RichieAHB
RichieAHB

Reputation: 2088

Cleanest way to check all sub-arrays are defined

I was just writing a little game of life script, seen as I'd never really done it. I have created a matrix array that has sub arrays of columns, each containing the values of each row in that column. When I loop through to check the neighbours I want to count them like the below:

var count = 0;
count += this.data[i-1][j-1];
count += this.data[i-1][i];
count += this.data[i-1][j+1];
count += this.data[i][j-1];
count += this.data[i][j+1];
count += this.data[i+1][j-1];
count += this.data[i+1][i];
count += this.data[i+1][j+1];

Obviously on the i-1 and i+1 indexes will cause a problem at the beginning and end of the arrays. I can check for undefined on the value of the rows (the deepest value) like so:

count += typeof this.data[i-1][j-1] !== 'undefined' ? this.data[i-1][j-1] : 0;

But if the columns array is undefined obviously it will error and I can't check this without writing a few more lines. Is there anyway I can catch this error in this one line, or is there a quicker way to get this data. I just don't want lots of try/catches or if/elses to account for the edges of the matrices?

I know I could remove the sub-array structure and just have one long array of data but I was just curious about efficient ways of dealing with this structure.

Upvotes: 1

Views: 44

Answers (1)

T.J. Crowder
T.J. Crowder

Reputation: 1075199

"Cleanest" is a subjective term, but three possibilities for you:

  1. Use JavaScript's curiously powerful || operator:

    count += (this.data[i-1] || [])[j-1] || 0;
    

    That works for two reasons:

    1. In JavaScript, accessing an array index that doesn't exist returns undefined. It doesn't cause an error.

    2. Unlike many programming languages, JavaScript's || returns its first operand if that operand is truthy and its second operand if not, rather than a boolean. Truthy values are values that aren't falsey; falsey values are 0, undefined, null, "", NaN, and of course false. So 1 || 0 is 1, undefined || 0 is 0, and 0 || 0 is also 0.
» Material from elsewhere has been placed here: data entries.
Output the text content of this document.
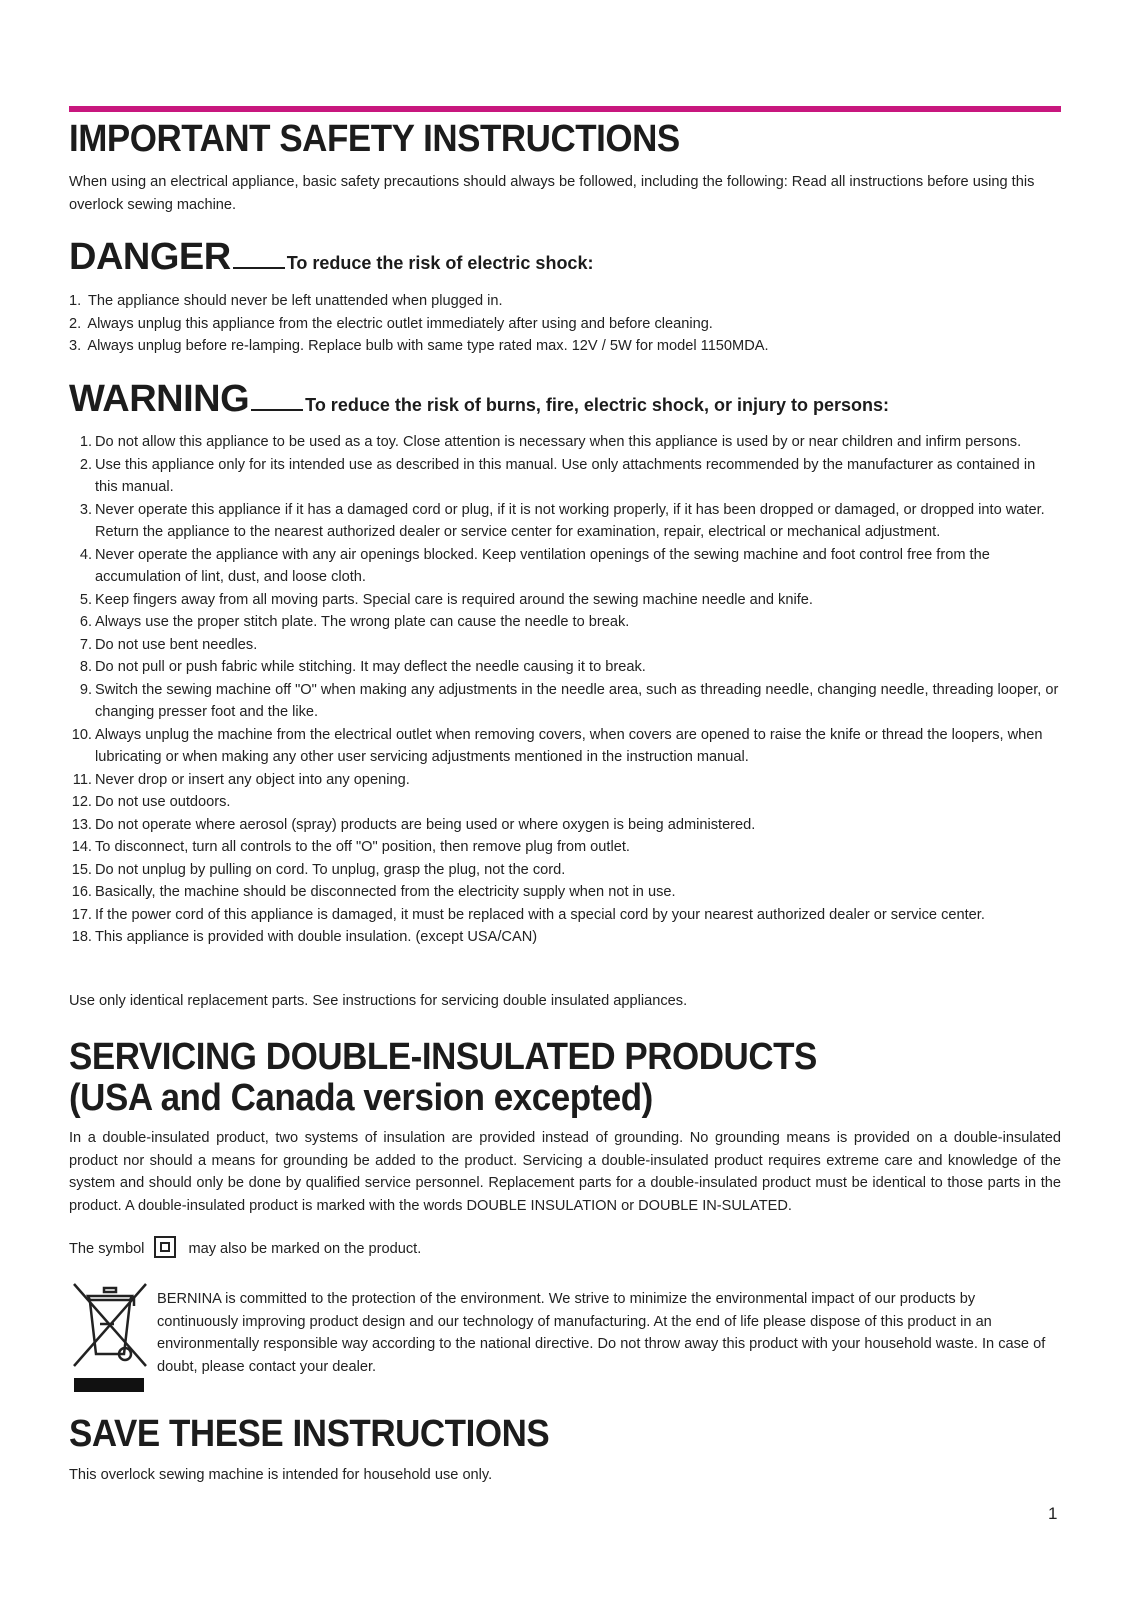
IMPORTANT SAFETY INSTRUCTIONS
When using an electrical appliance, basic safety precautions should always be followed, including the following: Read all instructions before using this overlock sewing machine.
DANGER	To reduce the risk of electric shock:
1. The appliance should never be left unattended when plugged in.
2. Always unplug this appliance from the electric outlet immediately after using and before cleaning.
3. Always unplug before re-lamping. Replace bulb with same type rated max. 12V / 5W for model 1150MDA.
WARNING	To reduce the risk of burns, fire, electric shock, or injury to persons:
1. Do not allow this appliance to be used as a toy. Close attention is necessary when this appliance is used by or near children and infirm persons.
2. Use this appliance only for its intended use as described in this manual. Use only attachments recommended by the manufacturer as contained in this manual.
3. Never operate this appliance if it has a damaged cord or plug, if it is not working properly, if it has been dropped or damaged, or dropped into water. Return the appliance to the nearest authorized dealer or service center for examination, repair, electrical or mechanical adjustment.
4. Never operate the appliance with any air openings blocked. Keep ventilation openings of the sewing machine and foot control free from the accumulation of lint, dust, and loose cloth.
5. Keep fingers away from all moving parts. Special care is required around the sewing machine needle and knife.
6. Always use the proper stitch plate. The wrong plate can cause the needle to break.
7. Do not use bent needles.
8. Do not pull or push fabric while stitching. It may deflect the needle causing it to break.
9. Switch the sewing machine off "O" when making any adjustments in the needle area, such as threading needle, changing needle, threading looper, or changing presser foot and the like.
10. Always unplug the machine from the electrical outlet when removing covers, when covers are opened to raise the knife or thread the loopers, when lubricating or when making any other user servicing adjustments mentioned in the instruction manual.
11. Never drop or insert any object into any opening.
12. Do not use outdoors.
13. Do not operate where aerosol (spray) products are being used or where oxygen is being administered.
14. To disconnect, turn all controls to the off "O" position, then remove plug from outlet.
15. Do not unplug by pulling on cord. To unplug, grasp the plug, not the cord.
16. Basically, the machine should be disconnected from the electricity supply when not in use.
17. If the power cord of this appliance is damaged, it must be replaced with a special cord by your nearest authorized dealer or service center.
18. This appliance is provided with double insulation. (except USA/CAN)
Use only identical replacement parts. See instructions for servicing double insulated appliances.
SERVICING DOUBLE-INSULATED PRODUCTS
(USA and Canada version excepted)
In a double-insulated product, two systems of insulation are provided instead of grounding. No grounding means is provided on a double-insulated product nor should a means for grounding be added to the product. Servicing a double-insulated product requires extreme care and knowledge of the system and should only be done by qualified service personnel. Replacement parts for a double-insulated product must be identical to those parts in the product. A double-insulated product is marked with the words DOUBLE INSULATION or DOUBLE IN-SULATED.
The symbol	may also be marked on the product.
BERNINA is committed to the protection of the environment. We strive to minimize the environmental impact of our products by continuously improving product design and our technology of manufacturing. At the end of life please dispose of this product in an environmentally responsible way according to the national directive. Do not throw away this product with your household waste. In case of doubt, please contact your dealer.
SAVE THESE INSTRUCTIONS
This overlock sewing machine is intended for household use only.
1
    Note that the || [] part of that won't create an array unless the this.data[i-1] part is undefined. But if you're worried about creating temporary arrays like that, you could have just one defined throughout your script (var blank = [];) and then use it:

    count += (this.data[i-1] || blank)[j-1] || 0;
    
  2. Define your arrays (both the "vertical" one and all the "horizontal" ones) two elements too big and set the values around the edges to 0. Then loop from 1 to < length - 1, and you don't have to worry about going out of bounds because the -1 case will take you to the 0th element, which has the value 0, and the +1 case will take you to the length-1 element, which also has the value 0. This offers quite clean code at the expense of a small bit of extra memory. Or:

  3. Have a function to get the value which checks the coordinates and returns 0 if either is invalid. This offers quite clean code at the expense of a small bit of added overhead.